受賞者:地球システム・地球進化ニューイヤースクール(NYS)事務局(大坪誠・坂本竜彦・岡崎裕典・ほか)
表彰業績:地球科学系の若手研究者の継続的育成活動

 「地球システム・地球進化ニューイヤースクール(以下NYSと略記)」は,地球惑星科学の未来を担う学部学生・大学院生・若手研究者の研究意識の向上(ボトムアップ)と交流促進を目的に,毎年1月に院生・ポスドク・若手研究者らが自主的に開催し,全国から毎年100名を超える参加者を集め,2001年から継続して実施されている大規模な研究・勉強集会である.NYSは,地球惑星科学全般の幅広い分野をテーマに,その分野の第一線の著名な専門家を招待しての講演,参加者間の討議・意見交換,そして若手研究者の研究発表などを活発に行い,若手が自ら切磋琢磨する場を提供している.近年では研究者のみならず,ライターやサイエンスコーディネーターといったアウトリーチ関連の方々や政府のガスハイドレート開発マネージャーといった旧来のサイエンティストに当てはまらない関係者を積極的に講演に招待し,ポスドクの新たな進路開拓も視野に,若手自らの視野を広げる努力を続けている.

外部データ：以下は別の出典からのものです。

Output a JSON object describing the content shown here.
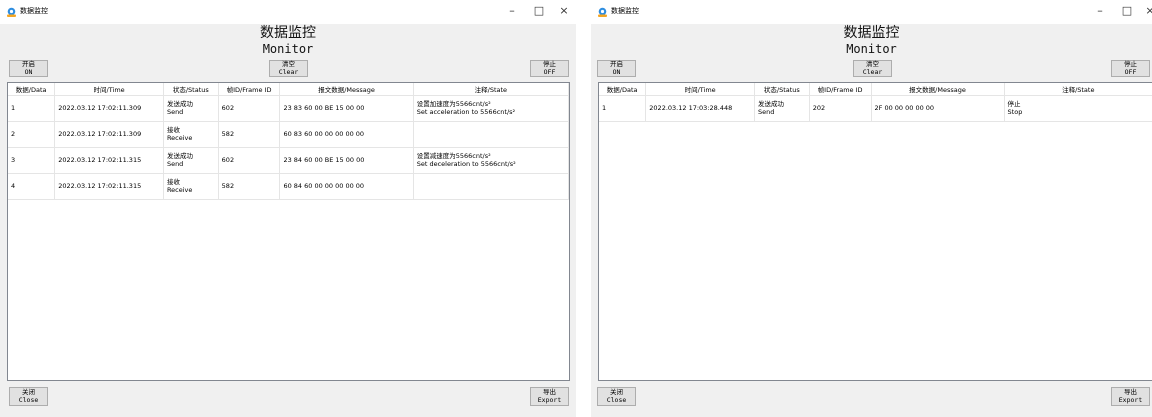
{
  "windows": [
    {
      "app_title": "数据监控",
      "header_title": "数据监控",
      "header_subtitle": "Monitor",
      "controls": {
        "minimize": "–",
        "maximize": "□",
        "close": "×"
      },
      "buttons": {
        "start": {
          "cn": "开启",
          "en": "ON"
        },
        "clear": {
          "cn": "清空",
          "en": "Clear"
        },
        "stop": {
          "cn": "停止",
          "en": "OFF"
        },
        "close": {
          "cn": "关闭",
          "en": "Close"
        },
        "export": {
          "cn": "导出",
          "en": "Export"
        }
      },
      "columns": [
        "数据/Data",
        "时间/Time",
        "状态/Status",
        "帧ID/Frame ID",
        "报文数据/Message",
        "注释/State"
      ],
      "rows": [
        {
          "data": "1",
          "time": "2022.03.12 17:02:11.309",
          "status_cn": "发送成功",
          "status_en": "Send",
          "frame_id": "602",
          "message": "23 83 60 00 BE 15 00 00",
          "note_cn": "设置加速度为5566cnt/s²",
          "note_en": "Set acceleration to 5566cnt/s²"
        },
        {
          "data": "2",
          "time": "2022.03.12 17:02:11.309",
          "status_cn": "接收",
          "status_en": "Receive",
          "frame_id": "582",
          "message": "60 83 60 00 00 00 00 00",
          "note_cn": "",
          "note_en": ""
        },
        {
          "data": "3",
          "time": "2022.03.12 17:02:11.315",
          "status_cn": "发送成功",
          "status_en": "Send",
          "frame_id": "602",
          "message": "23 84 60 00 BE 15 00 00",
          "note_cn": "设置减速度为5566cnt/s²",
          "note_en": "Set deceleration to 5566cnt/s²"
        },
        {
          "data": "4",
          "time": "2022.03.12 17:02:11.315",
          "status_cn": "接收",
          "status_en": "Receive",
          "frame_id": "582",
          "message": "60 84 60 00 00 00 00 00",
          "note_cn": "",
          "note_en": ""
        }
      ]
    },
    {
      "app_title": "数据监控",
      "header_title": "数据监控",
      "header_subtitle": "Monitor",
      "controls": {
        "minimize": "–",
        "maximize": "□",
        "close": "×"
      },
      "buttons": {
        "start": {
          "cn": "开启",
          "en": "ON"
        },
        "clear": {
          "cn": "清空",
          "en": "Clear"
        },
        "stop": {
          "cn": "停止",
          "en": "OFF"
        },
        "close": {
          "cn": "关闭",
          "en": "Close"
        },
        "export": {
          "cn": "导出",
          "en": "Export"
        }
      },
      "columns": [
        "数据/Data",
        "时间/Time",
        "状态/Status",
        "帧ID/Frame ID",
        "报文数据/Message",
        "注释/State"
      ],
      "rows": [
        {
          "data": "1",
          "time": "2022.03.12 17:03:28.448",
          "status_cn": "发送成功",
          "status_en": "Send",
          "frame_id": "202",
          "message": "2F 00 00 00 00 00",
          "note_cn": "停止",
          "note_en": "Stop"
        }
      ]
    }
  ],
  "colors": {
    "accent": "#2f8ee0",
    "window_bg": "#f0f0f0",
    "button_bg": "#e1e1e1",
    "grid_line": "#e5e5e5"
  },
  "icons": {
    "app": "app-logo-icon",
    "minimize": "minimize-icon",
    "maximize": "maximize-icon",
    "close": "close-icon"
  }
}
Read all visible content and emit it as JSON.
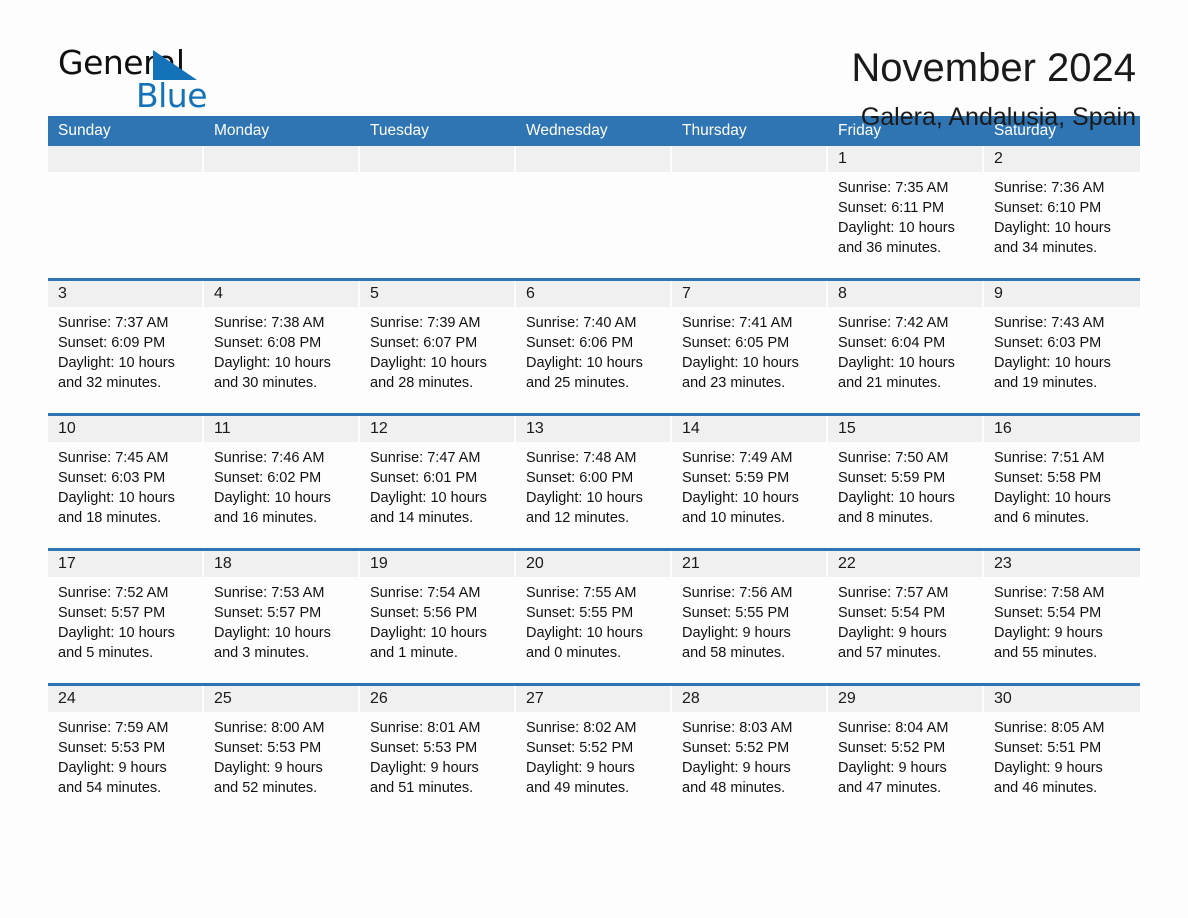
{
  "brand": {
    "name_part1": "General",
    "name_part2": "Blue",
    "triangle_icon": "triangle-icon",
    "accent_blue": "#1372b8"
  },
  "header": {
    "title": "November 2024",
    "subtitle": "Galera, Andalusia, Spain"
  },
  "colors": {
    "header_blue": "#3075b3",
    "row_divider_blue": "#3075b3",
    "daynum_band": "#f0f0f0",
    "page_background": "#fdfdfd"
  },
  "weekdays": [
    "Sunday",
    "Monday",
    "Tuesday",
    "Wednesday",
    "Thursday",
    "Friday",
    "Saturday"
  ],
  "weeks": [
    [
      {
        "day": "",
        "sunrise": "",
        "sunset": "",
        "daylight": ""
      },
      {
        "day": "",
        "sunrise": "",
        "sunset": "",
        "daylight": ""
      },
      {
        "day": "",
        "sunrise": "",
        "sunset": "",
        "daylight": ""
      },
      {
        "day": "",
        "sunrise": "",
        "sunset": "",
        "daylight": ""
      },
      {
        "day": "",
        "sunrise": "",
        "sunset": "",
        "daylight": ""
      },
      {
        "day": "1",
        "sunrise": "Sunrise: 7:35 AM",
        "sunset": "Sunset: 6:11 PM",
        "daylight": "Daylight: 10 hours and 36 minutes."
      },
      {
        "day": "2",
        "sunrise": "Sunrise: 7:36 AM",
        "sunset": "Sunset: 6:10 PM",
        "daylight": "Daylight: 10 hours and 34 minutes."
      }
    ],
    [
      {
        "day": "3",
        "sunrise": "Sunrise: 7:37 AM",
        "sunset": "Sunset: 6:09 PM",
        "daylight": "Daylight: 10 hours and 32 minutes."
      },
      {
        "day": "4",
        "sunrise": "Sunrise: 7:38 AM",
        "sunset": "Sunset: 6:08 PM",
        "daylight": "Daylight: 10 hours and 30 minutes."
      },
      {
        "day": "5",
        "sunrise": "Sunrise: 7:39 AM",
        "sunset": "Sunset: 6:07 PM",
        "daylight": "Daylight: 10 hours and 28 minutes."
      },
      {
        "day": "6",
        "sunrise": "Sunrise: 7:40 AM",
        "sunset": "Sunset: 6:06 PM",
        "daylight": "Daylight: 10 hours and 25 minutes."
      },
      {
        "day": "7",
        "sunrise": "Sunrise: 7:41 AM",
        "sunset": "Sunset: 6:05 PM",
        "daylight": "Daylight: 10 hours and 23 minutes."
      },
      {
        "day": "8",
        "sunrise": "Sunrise: 7:42 AM",
        "sunset": "Sunset: 6:04 PM",
        "daylight": "Daylight: 10 hours and 21 minutes."
      },
      {
        "day": "9",
        "sunrise": "Sunrise: 7:43 AM",
        "sunset": "Sunset: 6:03 PM",
        "daylight": "Daylight: 10 hours and 19 minutes."
      }
    ],
    [
      {
        "day": "10",
        "sunrise": "Sunrise: 7:45 AM",
        "sunset": "Sunset: 6:03 PM",
        "daylight": "Daylight: 10 hours and 18 minutes."
      },
      {
        "day": "11",
        "sunrise": "Sunrise: 7:46 AM",
        "sunset": "Sunset: 6:02 PM",
        "daylight": "Daylight: 10 hours and 16 minutes."
      },
      {
        "day": "12",
        "sunrise": "Sunrise: 7:47 AM",
        "sunset": "Sunset: 6:01 PM",
        "daylight": "Daylight: 10 hours and 14 minutes."
      },
      {
        "day": "13",
        "sunrise": "Sunrise: 7:48 AM",
        "sunset": "Sunset: 6:00 PM",
        "daylight": "Daylight: 10 hours and 12 minutes."
      },
      {
        "day": "14",
        "sunrise": "Sunrise: 7:49 AM",
        "sunset": "Sunset: 5:59 PM",
        "daylight": "Daylight: 10 hours and 10 minutes."
      },
      {
        "day": "15",
        "sunrise": "Sunrise: 7:50 AM",
        "sunset": "Sunset: 5:59 PM",
        "daylight": "Daylight: 10 hours and 8 minutes."
      },
      {
        "day": "16",
        "sunrise": "Sunrise: 7:51 AM",
        "sunset": "Sunset: 5:58 PM",
        "daylight": "Daylight: 10 hours and 6 minutes."
      }
    ],
    [
      {
        "day": "17",
        "sunrise": "Sunrise: 7:52 AM",
        "sunset": "Sunset: 5:57 PM",
        "daylight": "Daylight: 10 hours and 5 minutes."
      },
      {
        "day": "18",
        "sunrise": "Sunrise: 7:53 AM",
        "sunset": "Sunset: 5:57 PM",
        "daylight": "Daylight: 10 hours and 3 minutes."
      },
      {
        "day": "19",
        "sunrise": "Sunrise: 7:54 AM",
        "sunset": "Sunset: 5:56 PM",
        "daylight": "Daylight: 10 hours and 1 minute."
      },
      {
        "day": "20",
        "sunrise": "Sunrise: 7:55 AM",
        "sunset": "Sunset: 5:55 PM",
        "daylight": "Daylight: 10 hours and 0 minutes."
      },
      {
        "day": "21",
        "sunrise": "Sunrise: 7:56 AM",
        "sunset": "Sunset: 5:55 PM",
        "daylight": "Daylight: 9 hours and 58 minutes."
      },
      {
        "day": "22",
        "sunrise": "Sunrise: 7:57 AM",
        "sunset": "Sunset: 5:54 PM",
        "daylight": "Daylight: 9 hours and 57 minutes."
      },
      {
        "day": "23",
        "sunrise": "Sunrise: 7:58 AM",
        "sunset": "Sunset: 5:54 PM",
        "daylight": "Daylight: 9 hours and 55 minutes."
      }
    ],
    [
      {
        "day": "24",
        "sunrise": "Sunrise: 7:59 AM",
        "sunset": "Sunset: 5:53 PM",
        "daylight": "Daylight: 9 hours and 54 minutes."
      },
      {
        "day": "25",
        "sunrise": "Sunrise: 8:00 AM",
        "sunset": "Sunset: 5:53 PM",
        "daylight": "Daylight: 9 hours and 52 minutes."
      },
      {
        "day": "26",
        "sunrise": "Sunrise: 8:01 AM",
        "sunset": "Sunset: 5:53 PM",
        "daylight": "Daylight: 9 hours and 51 minutes."
      },
      {
        "day": "27",
        "sunrise": "Sunrise: 8:02 AM",
        "sunset": "Sunset: 5:52 PM",
        "daylight": "Daylight: 9 hours and 49 minutes."
      },
      {
        "day": "28",
        "sunrise": "Sunrise: 8:03 AM",
        "sunset": "Sunset: 5:52 PM",
        "daylight": "Daylight: 9 hours and 48 minutes."
      },
      {
        "day": "29",
        "sunrise": "Sunrise: 8:04 AM",
        "sunset": "Sunset: 5:52 PM",
        "daylight": "Daylight: 9 hours and 47 minutes."
      },
      {
        "day": "30",
        "sunrise": "Sunrise: 8:05 AM",
        "sunset": "Sunset: 5:51 PM",
        "daylight": "Daylight: 9 hours and 46 minutes."
      }
    ]
  ]
}
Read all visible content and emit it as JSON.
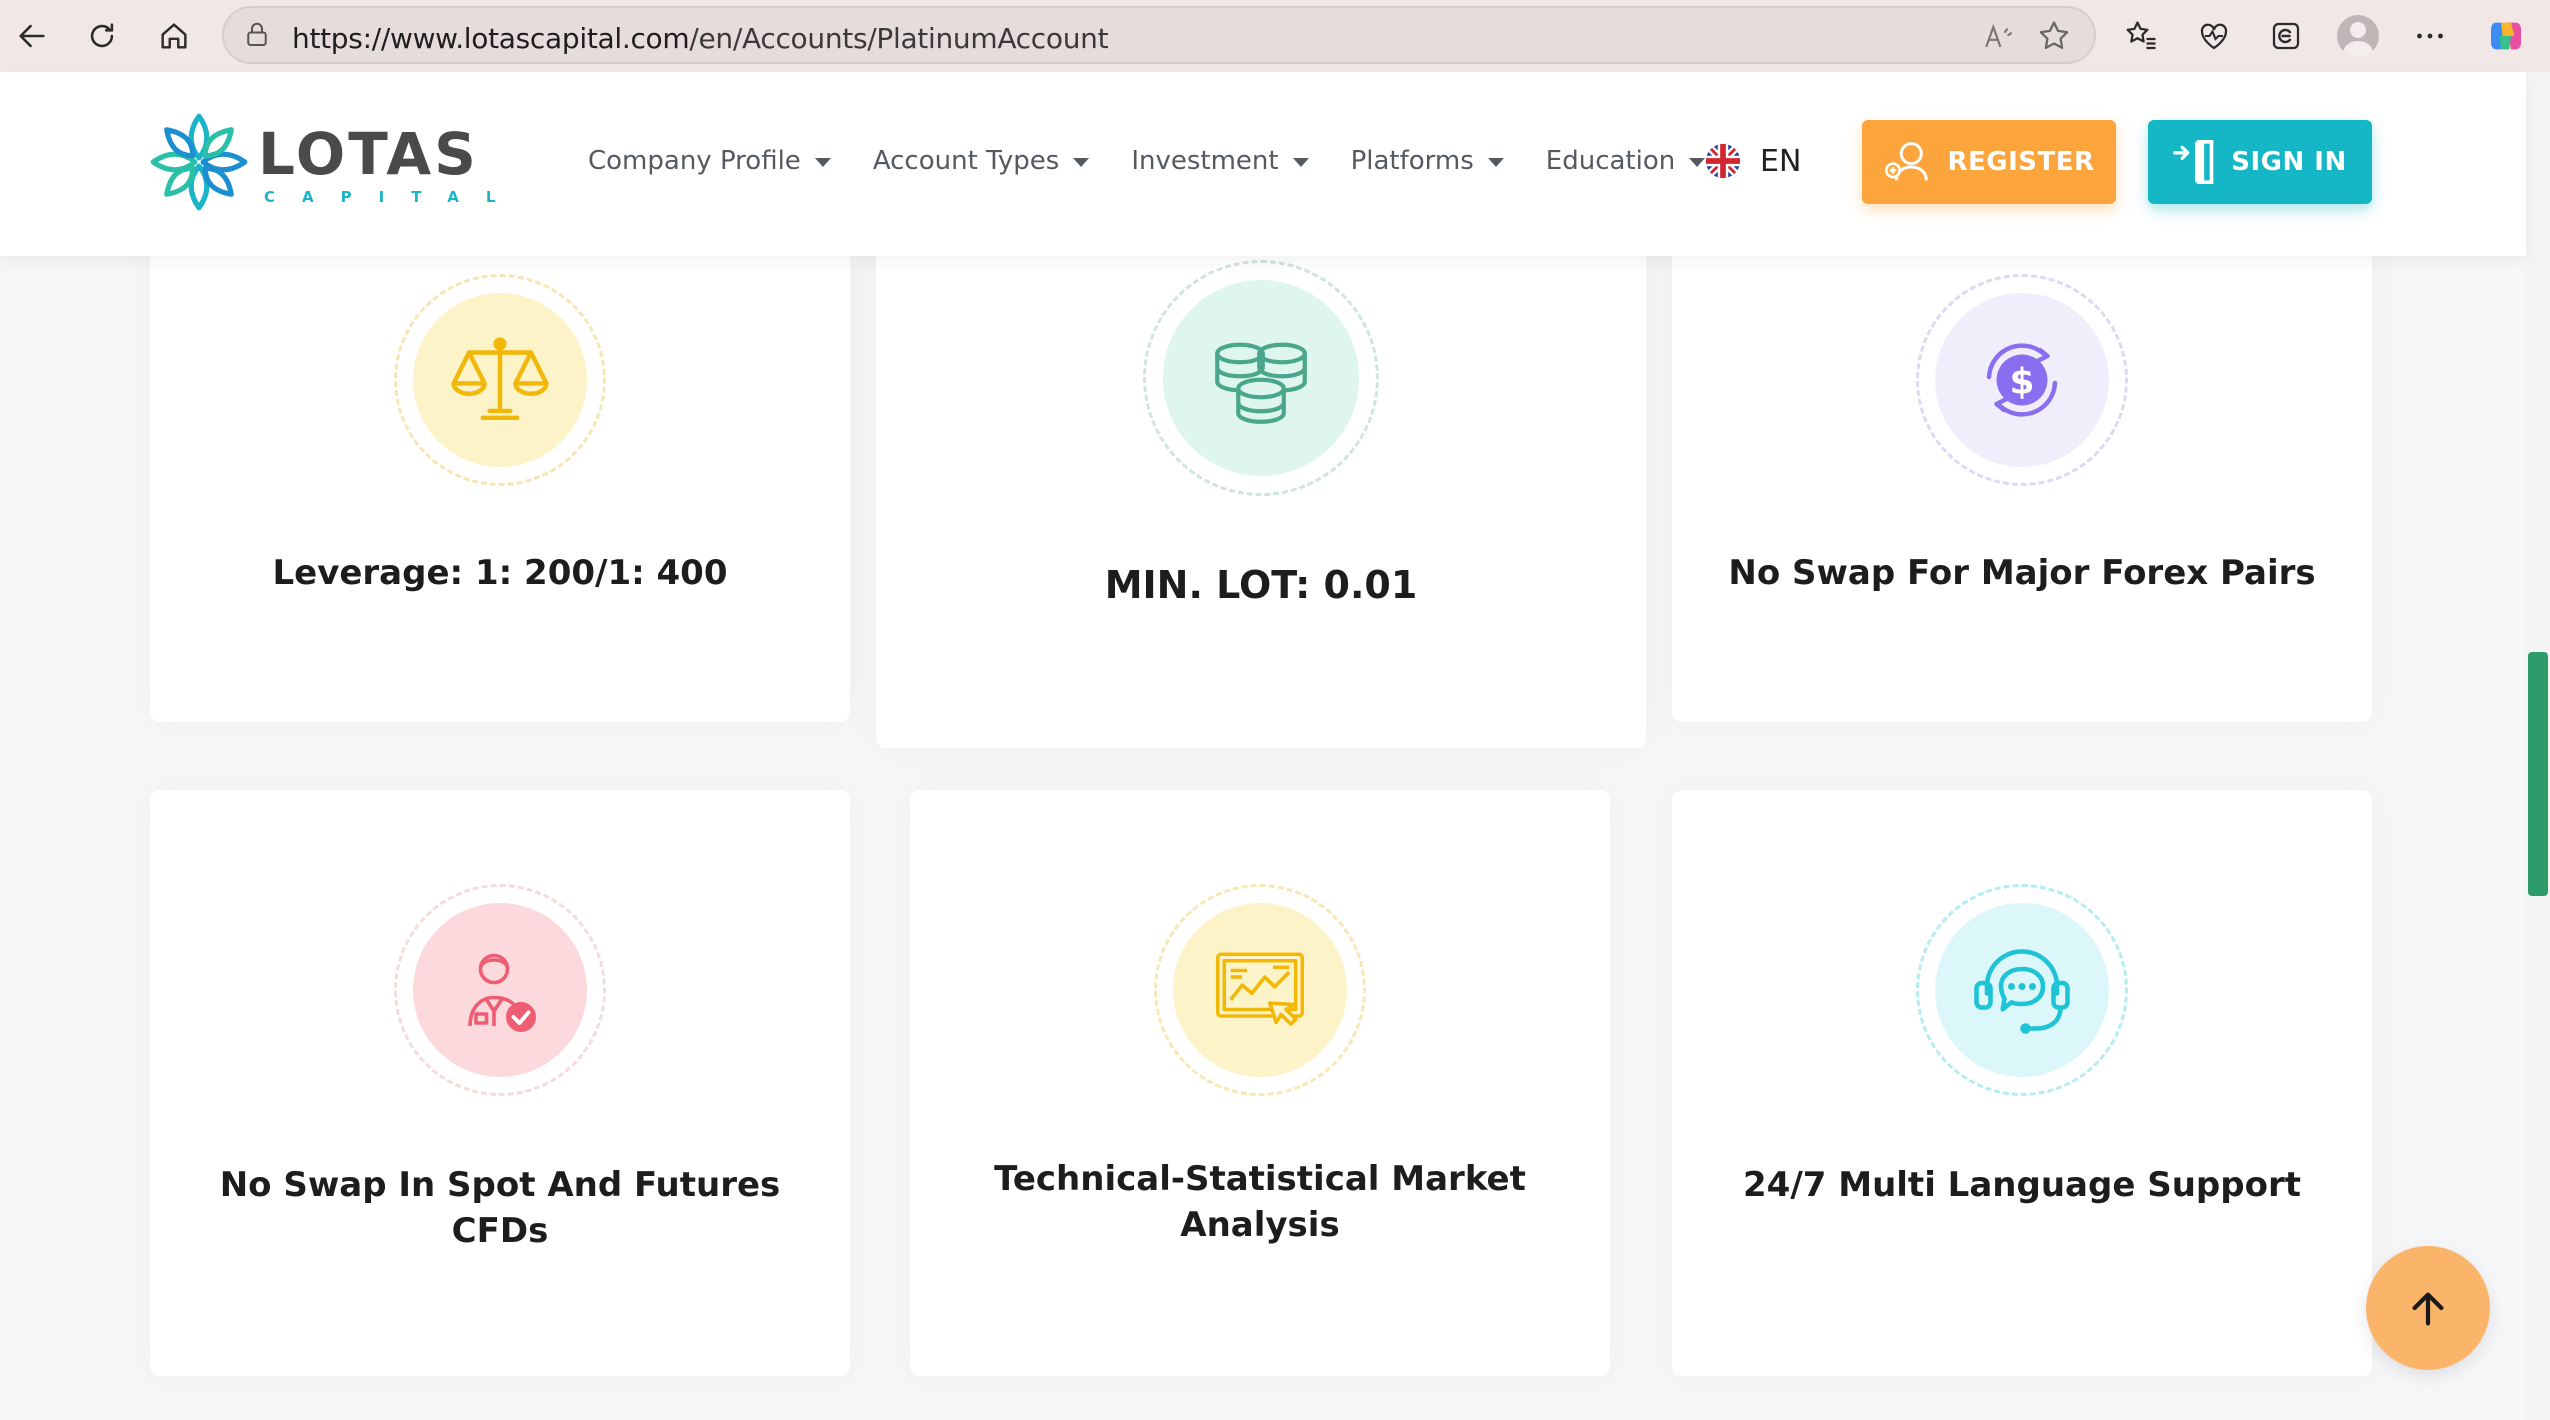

NYSは後援者を募り,テキスト・ポスターの印刷費や会場費程度の支援を受けつつも,特定の大学や研究機関からは独立して運営され,若手のボランティアによって成り立っている.また参加者の中から次の運営者を育て,継続的な運営が成されている.一連の活動を通じて,多くの若者に広い視野とリーダーシップが培かわれ,事務局からは優れた研究者・技術者が次々に誕生している.
この会の活動を表彰し,地質学の未来を担う若者の自発的な成長を促すことは,日本地質学会の設立目的にも合致する.NYSの活動は,全国かつ多方面の地球科学系の若手育成に継続的に貢献しており,地質学会表彰に値する.